The police eyes in the skies

Photo from iStock

Police face few limits on operating unmanned aircraft

For two years of his life, Sacramento County public defender Joseph Cress had the unenviable task of representing Joseph DeAngelo, perhaps the most notorious serial killer in California history.

That didn’t stop Cress from doing his due diligence and touring the scene of every known murder the Golden State Killer perpetrated in Southern California. The veteran attorney visited seven locations in Santa Barbara, Ventura and Orange counties where a masked home invader tortured couples and women between 1979 and 1986.

In Irvine, where DeAngelo raped and bludgeoned to death two women, including his last known victim, Cress parked outside one of the homes and began walking the area. Cress recalled that he was texting his co-counsel on the case when something drew his eyes upward.

A drone hovered in the sky. It seemed to be following him.

“I was feeling a tiny bit paranoid,” Cress told SN&R. “There was a part of me that thought maybe someone figured out that I was down here. … ‘Does somebody know that I’m down here doing this?’”

Cut to a few days or weeks later—Cress doesn’t remember exactly how much time passed—and he received a package of discovery evidence from the prosecution. He queued up a video and saw himself from a bird’s eye view, at the scene of the Irvine crime.

“There I am walking underneath the drone,” Cress said with a chuckle. “It’s more of a coincidence than anything else, but it was unsettling at the time.”

Cress believes the drone had been deployed to reconstruct a decades-old crime scene as part of the complex prosecution of a man believed responsible for 13 deaths and more than 50 sexual assaults in the 1970s and 1980s.

But the Trump administration’s use of aerial surveillance to monitor nationwide protests sparked by the police strangulation of George Floyd has civil liberties organizations seeking to better understand how federal agencies patrol the skies.

Cops control the skies

In August, the American Civil Liberties Union highlighted the Federal Aviation Administration’s pattern of granting airspace to law enforcement agencies while restricting it to media and community members who wanted to document police conduct. In Ferguson, Mo., following Michael Brown’s death in 2014, during the Dakota Access Pipeline protests in 2016 and over Portland in past July, the FAA granted authorities’ requests to control the sky.

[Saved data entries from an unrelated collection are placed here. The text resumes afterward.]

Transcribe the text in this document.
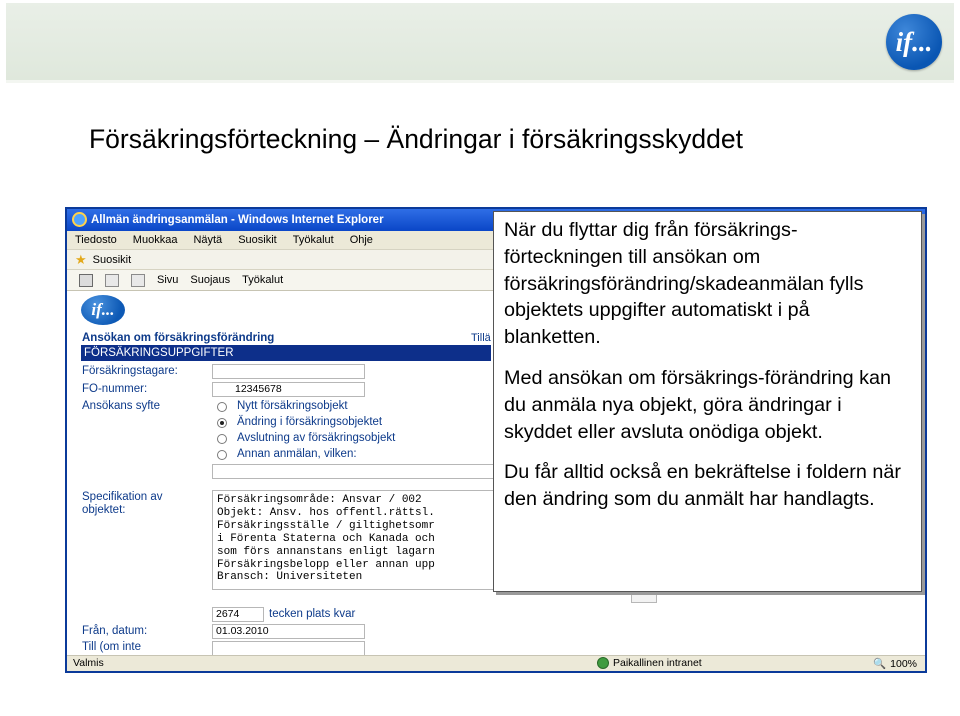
if...
Försäkringsförteckning – Ändringar i försäkringsskyddet
Allmän ändringsanmälan - Windows Internet Explorer
Tiedosto Muokkaa Näytä Suosikit Työkalut Ohje
★ Suosikit
Sivu Suojaus Työkalut
if...
Ansökan om försäkringsförändring	Tillä
FÖRSÄKRINGSUPPGIFTER
Försäkringstagare:
FO-nummer:	12345678
Ansökans syfte	Nytt försäkringsobjekt
Ändring i försäkringsobjektet
Avslutning av försäkringsobjekt
Annan anmälan, vilken:
Specifikation av objektet:
Försäkringsområde: Ansvar / 002
Objekt: Ansv. hos offentl.rättsl.
Försäkringsställe / giltighetsomr
i Förenta Staterna och Kanada och
som förs annanstans enligt lagarn
Försäkringsbelopp eller annan upp
Bransch: Universiteten
2674	tecken plats kvar
Från, datum:	01.03.2010
Till (om inte
Valmis	Paikallinen intranet	🔍 100%

När du flyttar dig från försäkrings-förteckningen till ansökan om försäkringsförändring/skadeanmälan fylls objektets uppgifter automatiskt i på blanketten.

Med ansökan om försäkrings-förändring kan du anmäla nya objekt, göra ändringar i skyddet eller avsluta onödiga objekt.

Du får alltid också en bekräftelse i foldern när den ändring som du anmält har handlagts.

“In short, this flight restriction leaves room for government agencies to use aircraft to surveil the public, but severely limits the ability of the public to record the government,” the ACLU wrote in a release announcing a Freedom of Information Act filing. “That may be how law enforcement agencies like it, but it’s exactly backward[.]”

Ángel Díaz, counsel in the Liberty & National Security Program at the Brennan Center for Justice, said the public learned in real time how police agencies were willing to use drones, facial recognition technology and social media against those who organized Black Lives Matter demonstrations in California, Pennsylvania, South Carolina and elsewhere over the summer.

“They were met with, in some situations, a full face of surveillance that they didn’t know was being used,” Díaz contended.

The U.S. Department of Justice only last week released a report suggesting guidelines for how law enforcement agencies implement unmanned aircraft programs.

The report, which originated from the Justice Department’s Office of Community Oriented Policing, noted that law enforcement’s use of unmanned aircraft has rapidly accelerated since 2016, and that law enforcement counts “crowd monitoring” as one of the technology’s benefits.

The report also acknowledged that “many community members have legitimate concerns about the use of drones by anyone, including the police, because of the privacy issues that occur when small, lightweight devices with video cameras can fly almost anywhere.”

But the cat’s already out of the bag in more than 1,000 American cities and counties where law enforcement agencies fly drones overhead, according to the Electronic Frontier Foundation’s Atlas of Surveillance.

Not so remote controlled

The foundation’s open-source research project shows that the drone seen by Cress could have been piloted by one of four police departments in Orange County, including the Irvine Police Department, which acquired a DJI Matrice 210 drone in 2018.

Four hundred miles north, the Sacramento, Elk Grove, Citrus Heights and Folsom police departments operate a total of 20 drones, according to Atlas of Surveillance data.

In March, the city of Sacramento said its police department, which operates a dozen drones, “started to use drones to provide an option for officers to conduct area searches, building searches or searches for missing persons.”

California state law restricts the use of civilian-piloted drones over correctional facilities, but otherwise leaves it up to the FAA to regulate the use of unmanned aircraft.

The Justice Department report recommends that law enforcement agencies research existing laws and conduct community outreach before implementing their drone programs, recommendations that come too late for hundreds of agencies.

“Drones are quickly becoming one of the most innovative and effective technologies used by police agencies today,” Chuck Wexler, executive director of the Police Executive Research Forum, wrote in the Justice Department report. “Yet, despite the exponential increase in the number of agencies using drones, there is still a lack of clarity on how police should launch a drone program.”